Wie heißt der Titel? Kann man ihn sich anhören?

Ja. Der Titel heißt „Satan´s Solution“ und ist auf dem Album „Monumentum“ erschienen. Ein Werk, das insgesamt eher postapokalyptisch klingt.

Postapokalyptisch, weil die Gegenwart bereits im Wienerwalzer-Schritt mit der Apokalypse tanzt?

Nun, ich habe das Gefühl, dass sich Europa gerade an einem Scheideweg befindet. Die Probleme, die auf uns zukommen, werden uns auf eine harte Probe stellen. Europa hat in meinen Augen schon etwas Wichtiges aufgegeben.
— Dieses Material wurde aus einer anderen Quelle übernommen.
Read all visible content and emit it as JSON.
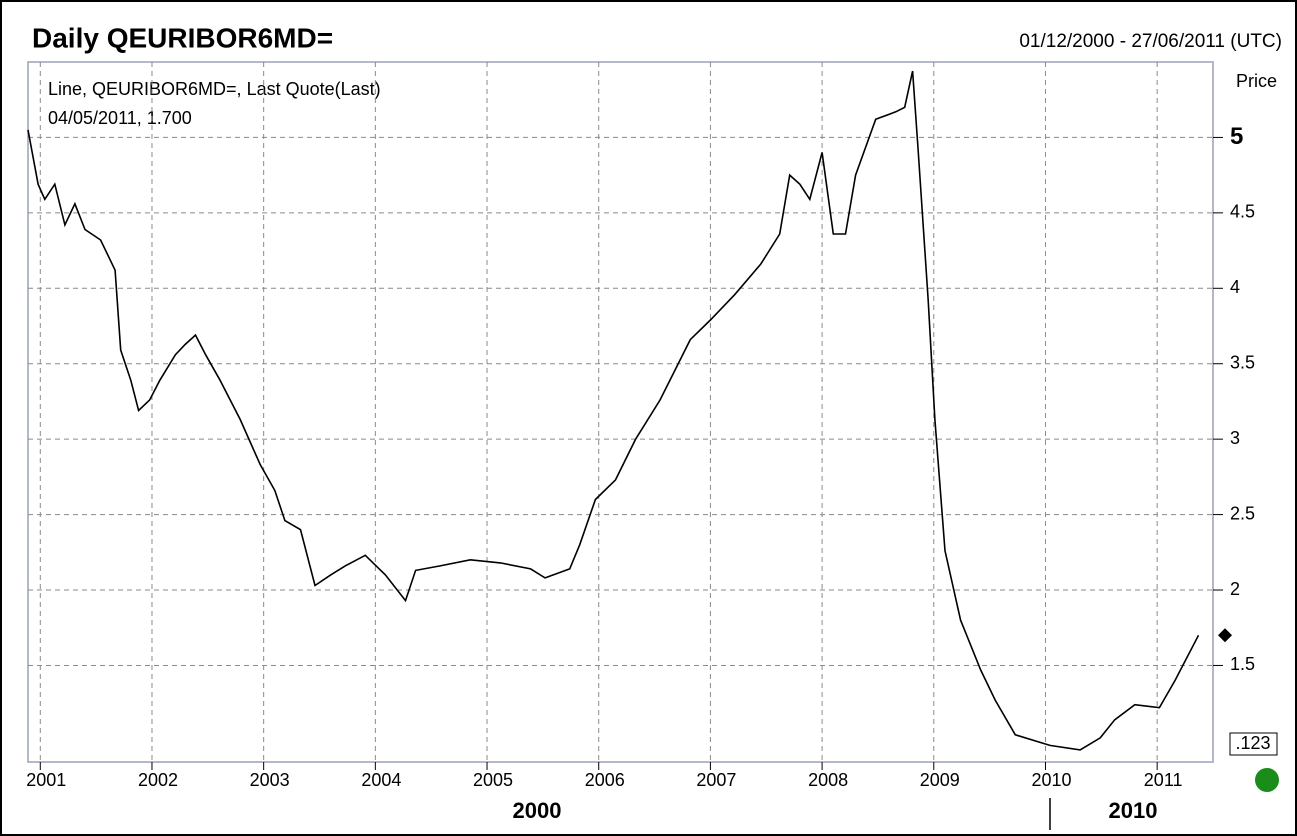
{
  "chart_data": {
    "type": "line",
    "title": "Daily QEURIBOR6MD=",
    "subtitle": "01/12/2000 - 27/06/2011 (UTC)",
    "legend_text": "Line, QEURIBOR6MD=, Last Quote(Last)",
    "last_quote": "04/05/2011, 1.700",
    "y_axis_label": "Price",
    "marker_label": ".123",
    "era_labels": [
      "2000",
      "2010"
    ],
    "color": "#000000",
    "grid": true,
    "x": [
      2000.89,
      2000.98,
      2001.04,
      2001.13,
      2001.22,
      2001.31,
      2001.4,
      2001.54,
      2001.67,
      2001.72,
      2001.81,
      2001.88,
      2001.98,
      2002.07,
      2002.21,
      2002.3,
      2002.39,
      2002.48,
      2002.61,
      2002.79,
      2002.97,
      2003.1,
      2003.19,
      2003.33,
      2003.46,
      2003.6,
      2003.73,
      2003.91,
      2004.09,
      2004.27,
      2004.36,
      2004.58,
      2004.85,
      2005.12,
      2005.39,
      2005.52,
      2005.74,
      2005.83,
      2005.97,
      2006.15,
      2006.33,
      2006.55,
      2006.82,
      2007.0,
      2007.22,
      2007.45,
      2007.62,
      2007.71,
      2007.8,
      2007.89,
      2008.0,
      2008.1,
      2008.21,
      2008.3,
      2008.48,
      2008.66,
      2008.74,
      2008.81,
      2008.86,
      2008.95,
      2009.01,
      2009.1,
      2009.24,
      2009.42,
      2009.55,
      2009.73,
      2010.04,
      2010.31,
      2010.49,
      2010.62,
      2010.8,
      2011.02,
      2011.16,
      2011.37
    ],
    "values": [
      5.05,
      4.69,
      4.59,
      4.69,
      4.42,
      4.56,
      4.39,
      4.32,
      4.12,
      3.59,
      3.39,
      3.19,
      3.26,
      3.39,
      3.56,
      3.63,
      3.69,
      3.56,
      3.39,
      3.13,
      2.83,
      2.66,
      2.46,
      2.4,
      2.03,
      2.1,
      2.16,
      2.23,
      2.1,
      1.93,
      2.13,
      2.16,
      2.2,
      2.18,
      2.14,
      2.08,
      2.14,
      2.3,
      2.6,
      2.73,
      3.0,
      3.26,
      3.66,
      3.79,
      3.96,
      4.16,
      4.36,
      4.75,
      4.69,
      4.59,
      4.9,
      4.36,
      4.36,
      4.75,
      5.12,
      5.17,
      5.2,
      5.44,
      4.92,
      3.92,
      3.13,
      2.26,
      1.8,
      1.47,
      1.27,
      1.04,
      0.97,
      0.94,
      1.02,
      1.14,
      1.24,
      1.22,
      1.4,
      1.7
    ],
    "xlim": [
      2000.89,
      2011.5
    ],
    "xticks": [
      2001,
      2002,
      2003,
      2004,
      2005,
      2006,
      2007,
      2008,
      2009,
      2010,
      2011
    ],
    "ylim": [
      0.86,
      5.5
    ],
    "yticks": [
      1.5,
      2,
      2.5,
      3,
      3.5,
      4,
      4.5,
      5
    ]
  }
}
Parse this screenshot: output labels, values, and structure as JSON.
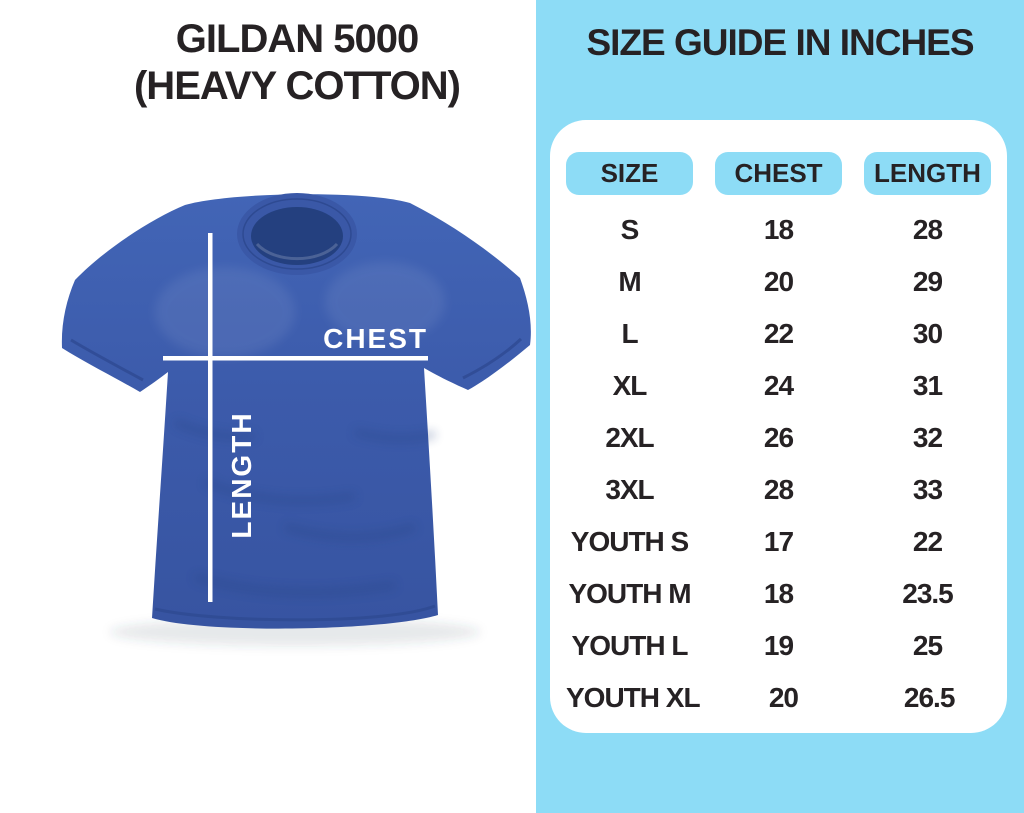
{
  "page": {
    "background": "#ffffff"
  },
  "product": {
    "title_line1": "GILDAN 5000",
    "title_line2": "(HEAVY COTTON)",
    "shirt_color": "#3d5dad",
    "measure_line_color": "#ffffff",
    "chest_label": "CHEST",
    "length_label": "LENGTH"
  },
  "size_guide": {
    "title": "SIZE GUIDE IN INCHES",
    "panel_color": "#8ddcf6",
    "card_color": "#ffffff",
    "text_color": "#262224",
    "columns": [
      "SIZE",
      "CHEST",
      "LENGTH"
    ],
    "rows": [
      {
        "size": "S",
        "chest": "18",
        "length": "28"
      },
      {
        "size": "M",
        "chest": "20",
        "length": "29"
      },
      {
        "size": "L",
        "chest": "22",
        "length": "30"
      },
      {
        "size": "XL",
        "chest": "24",
        "length": "31"
      },
      {
        "size": "2XL",
        "chest": "26",
        "length": "32"
      },
      {
        "size": "3XL",
        "chest": "28",
        "length": "33"
      },
      {
        "size": "YOUTH S",
        "chest": "17",
        "length": "22"
      },
      {
        "size": "YOUTH M",
        "chest": "18",
        "length": "23.5"
      },
      {
        "size": "YOUTH L",
        "chest": "19",
        "length": "25"
      },
      {
        "size": "YOUTH XL",
        "chest": "20",
        "length": "26.5"
      }
    ]
  },
  "chart_data": {
    "type": "table",
    "title": "SIZE GUIDE IN INCHES",
    "units": "inches",
    "columns": [
      "SIZE",
      "CHEST",
      "LENGTH"
    ],
    "rows": [
      [
        "S",
        18,
        28
      ],
      [
        "M",
        20,
        29
      ],
      [
        "L",
        22,
        30
      ],
      [
        "XL",
        24,
        31
      ],
      [
        "2XL",
        26,
        32
      ],
      [
        "3XL",
        28,
        33
      ],
      [
        "YOUTH S",
        17,
        22
      ],
      [
        "YOUTH M",
        18,
        23.5
      ],
      [
        "YOUTH L",
        19,
        25
      ],
      [
        "YOUTH XL",
        20,
        26.5
      ]
    ]
  }
}
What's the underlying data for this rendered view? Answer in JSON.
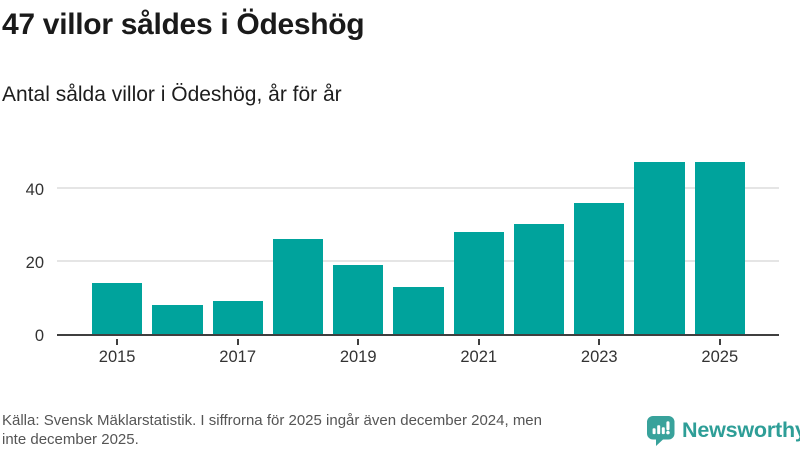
{
  "header": {
    "title": "47 villor såldes i Ödeshög",
    "subtitle": "Antal sålda villor i Ödeshög, år för år"
  },
  "chart_data": {
    "type": "bar",
    "title": "47 villor såldes i Ödeshög",
    "subtitle": "Antal sålda villor i Ödeshög, år för år",
    "categories": [
      "2015",
      "2016",
      "2017",
      "2018",
      "2019",
      "2020",
      "2021",
      "2022",
      "2023",
      "2024",
      "2025"
    ],
    "values": [
      14,
      8,
      9,
      26,
      19,
      13,
      28,
      30,
      36,
      47,
      47
    ],
    "xlabel": "",
    "ylabel": "",
    "ylim": [
      0,
      49.3
    ],
    "y_ticks": [
      0,
      20,
      40
    ],
    "x_tick_labels": [
      "2015",
      "2017",
      "2019",
      "2021",
      "2023",
      "2025"
    ],
    "x_label_every": 2,
    "grid": "horizontal-only",
    "legend": "none",
    "bar_color": "#00a39c",
    "axis_color": "#3f3f3f",
    "grid_color": "#e5e5e5",
    "tick_label_color": "#333333"
  },
  "footer": {
    "lines": [
      "Källa: Svensk Mäklarstatistik. I siffrorna för 2025 ingår även december 2024, men",
      "inte december 2025."
    ],
    "logo_text": "Newsworthy"
  },
  "colors": {
    "background": "#ffffff",
    "title_text": "#1a1a1a",
    "source_text": "#555555",
    "logo_icon": "#38a29b",
    "logo_text": "#2e9e97"
  }
}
Es hat angefangen, Menschen in mehrere Klassen zu unterteilen. Die Menschen, die tagtäglich auf dem Mittelmeer ertrinken, werden nur noch respektlos Migranten genannt, mit dessen Opferzahlen man gerne rumspielt. Das wir aber in der vielleicht schlimmsten humanitären Katastrophe seit der Gründung der EU stecken, wird heruntergespielt. Man sorgt sich eher um noch nicht geschehene Terroranschläge, möchte sich einmauern und degradiert Menschenleben auf dem Mittelmeer zu etwas Entbehrlichem. Keine Frage, ich glaube auch nicht wirklich an eine funktionierende Integration in der EU. Wenn man sich schon so schwer mit dem Familiennachzug tut, wie könnte man dann glauben, dass Integration funktionieren kann? Wie soll es funktionieren, wenn hier traumatisierte und zerrissene Flüchtlingsfamilien und Freundeskreise leben und gleichzeitig offener Rassismus salonfähig wird? Wenn wir das so weitertreiben, dann erschaffen wir heute die Probleme, die Europa morgen kaputt machen werden. Wir stehen vor einer beispiellosen Herausforderung und ich bin mir nicht sicher, ob Europa das in dieser Verfassung schaffen wird. Aber als Europäer hoffe ich, das wir es packen. Wir müssen alle an uns arbeiten.

Sicher warst Du bereits an einem Punkt, an dem Du aufgeben wolltest. Immerhin sprachst Du in deinem Brief von Traumata und Ohnmachtsgefühlen. Wachst Du morgens nicht langsam mal auf und fragst dich: „Wozu das Ganze?“

Oft! Diese Frage treibt mich umher. Aber ich habe eine Sache gelernt: Unsere Demokratie ist etwas Wunderbares und man muss lernen sie auch einzusetzen. In Rostock habe ich im Rahmen der Rettung des Volkstheaters gelernt, dass man mit gefühlt unerreichbaren Politikern plötzlich sprechen und reden kann. Man kann mit ihnen Kompromisse erarbeiten. Und eine Demokratie basiert nun mal auf beid- oder mehrseitiger Kompromissbereitschaft. Politiker sind auch nur Menschen. Das kann auch auf dem Mittelmeer funktionieren. Es ist nicht so, dass ich die Ängste vieler Menschen nicht verstehe. Man muss einfach Kompromisse finden. Einige werden weh tun. Aber Kompromisse, die das Sterben von Menschen mit einschließt, sind einfach keine Kompromisse.

Johann Pätzold, vielen Dank für das Interview.